Vekic ha vinto in maniera decisamente convincente la sua seconda semifinale WTA della stagione, dopo quella persa a Linz nel 2026 contro Anastasia Potapova. Grazie a questo successo, giocherà nello storico club londinese la sua prima finale WTA dai Giochi Olimpici di Parigi del 2024: in quell'occasione vinse la medaglia d'argento.
Quella di domenica sarà la sua terza finale in un WTA 500 sull'erba, dopo quelle perse a Berlino nel 2023 (contro Kvitova) e a Bad Homburg nel 2024 (contro Shnaider). Su questa superficie ha vinto un titolo in singolare, a Nottingham nel 2017 (battendo Konta in finale), e firmato il suo miglior risultato in uno Slam, la semifinale raggiunta a Wimbledon 2024 (sconfitta da Paolini, poi finalista del torneo).
Domenica in finale Vekic troverà dall'altra parte della rete Emma Raducanu. In semifinale la 23enne britannica, n.42 WTA - scesa in campo con un cerottone sulla parte interna della coscia sinistra -, ha sconfitto per 62 62, in poco più di un'ora e mezza di partita, la statunitense Iva Jovic, n.19 del ranking e sesta favorita del seeding. La 18enne Californiana di Torrence, però, non ha potuto difendere al meglio le proprie chance: sul 4-1 del primo set ha chiesto un "medical time out" per farsi sostituire la fasciatura alla caviglia sinistra, ed alla fine del parziale è uscita dal campo sempre per farsi curare l'arto dolorante.

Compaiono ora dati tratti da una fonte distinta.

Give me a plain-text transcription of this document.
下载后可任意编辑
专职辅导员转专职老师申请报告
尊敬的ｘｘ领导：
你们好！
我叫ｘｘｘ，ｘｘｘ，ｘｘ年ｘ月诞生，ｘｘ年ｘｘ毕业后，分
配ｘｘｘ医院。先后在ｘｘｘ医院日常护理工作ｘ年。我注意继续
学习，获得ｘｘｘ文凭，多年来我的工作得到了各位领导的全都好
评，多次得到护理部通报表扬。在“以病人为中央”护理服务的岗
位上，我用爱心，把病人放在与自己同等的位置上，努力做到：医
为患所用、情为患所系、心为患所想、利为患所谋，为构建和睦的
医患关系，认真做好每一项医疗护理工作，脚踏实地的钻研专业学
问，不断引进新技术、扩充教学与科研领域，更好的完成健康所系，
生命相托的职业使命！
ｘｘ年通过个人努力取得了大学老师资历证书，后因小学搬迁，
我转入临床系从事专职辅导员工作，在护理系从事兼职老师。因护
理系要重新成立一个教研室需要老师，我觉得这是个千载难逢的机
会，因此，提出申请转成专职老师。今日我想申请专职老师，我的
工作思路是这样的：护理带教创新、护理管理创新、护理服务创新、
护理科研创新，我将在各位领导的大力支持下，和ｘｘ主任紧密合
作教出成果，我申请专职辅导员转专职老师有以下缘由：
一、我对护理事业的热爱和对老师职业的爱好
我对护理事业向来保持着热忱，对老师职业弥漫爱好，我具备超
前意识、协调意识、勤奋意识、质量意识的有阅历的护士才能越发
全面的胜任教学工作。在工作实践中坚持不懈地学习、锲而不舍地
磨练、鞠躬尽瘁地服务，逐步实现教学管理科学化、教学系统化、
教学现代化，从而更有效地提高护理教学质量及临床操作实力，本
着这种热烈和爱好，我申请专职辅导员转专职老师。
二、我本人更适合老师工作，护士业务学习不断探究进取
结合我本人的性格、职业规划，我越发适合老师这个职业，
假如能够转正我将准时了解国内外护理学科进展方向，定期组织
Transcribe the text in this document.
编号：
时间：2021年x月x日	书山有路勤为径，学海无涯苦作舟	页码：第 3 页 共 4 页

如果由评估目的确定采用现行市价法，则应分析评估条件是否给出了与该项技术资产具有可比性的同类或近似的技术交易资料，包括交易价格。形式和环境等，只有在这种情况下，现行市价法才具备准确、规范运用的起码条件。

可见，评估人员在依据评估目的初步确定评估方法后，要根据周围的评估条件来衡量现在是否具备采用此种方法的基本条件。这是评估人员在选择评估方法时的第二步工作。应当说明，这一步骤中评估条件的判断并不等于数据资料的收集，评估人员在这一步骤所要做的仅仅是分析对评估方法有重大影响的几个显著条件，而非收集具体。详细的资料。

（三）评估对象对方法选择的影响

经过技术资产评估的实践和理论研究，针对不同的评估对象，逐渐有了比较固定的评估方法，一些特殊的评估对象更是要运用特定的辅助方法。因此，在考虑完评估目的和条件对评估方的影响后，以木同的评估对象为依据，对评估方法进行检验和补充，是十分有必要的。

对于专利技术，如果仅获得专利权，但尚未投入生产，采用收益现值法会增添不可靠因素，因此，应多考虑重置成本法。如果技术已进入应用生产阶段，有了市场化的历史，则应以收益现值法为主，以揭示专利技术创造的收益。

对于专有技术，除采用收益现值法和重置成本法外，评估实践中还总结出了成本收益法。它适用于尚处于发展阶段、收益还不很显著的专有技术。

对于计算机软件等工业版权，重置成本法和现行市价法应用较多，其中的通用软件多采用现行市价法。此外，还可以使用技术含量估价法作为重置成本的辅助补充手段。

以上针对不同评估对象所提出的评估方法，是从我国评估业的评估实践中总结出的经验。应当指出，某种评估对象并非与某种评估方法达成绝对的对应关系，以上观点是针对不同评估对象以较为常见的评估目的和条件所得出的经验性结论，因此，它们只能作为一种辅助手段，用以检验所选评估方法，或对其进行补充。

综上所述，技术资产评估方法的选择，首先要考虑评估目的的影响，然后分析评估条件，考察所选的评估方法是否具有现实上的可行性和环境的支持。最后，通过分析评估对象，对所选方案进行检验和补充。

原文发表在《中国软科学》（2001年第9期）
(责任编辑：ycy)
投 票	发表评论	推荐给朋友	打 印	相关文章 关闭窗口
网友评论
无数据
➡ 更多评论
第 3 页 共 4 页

I problemi di mobilità della sua avversaria hanno reso molto più facile la vita ad Emma, che in precedenza era stata in campo quasi due ore per recuperare il suo match dei quarti contro l'uzbeka Kamilla Rakhimova, n.78 WTA (63 75 lo score).
Quella di domenica sarà la terza finale in carriera per la britannica, la seconda in stagione dopo quella giocata e persa contro Sorana Cirstea sul veloce indoor di Cluj-Napoca, in Romania, a febbraio. L'unico trofeo vinto finora in carriera nel tour maggiore da Emma e quello dello US Open 2021, conquistato partendo dalle qualificazioni e senza perdere nemmeno un set il dieci match.
Tra Vekic e Raducanu non ci sono precedenti.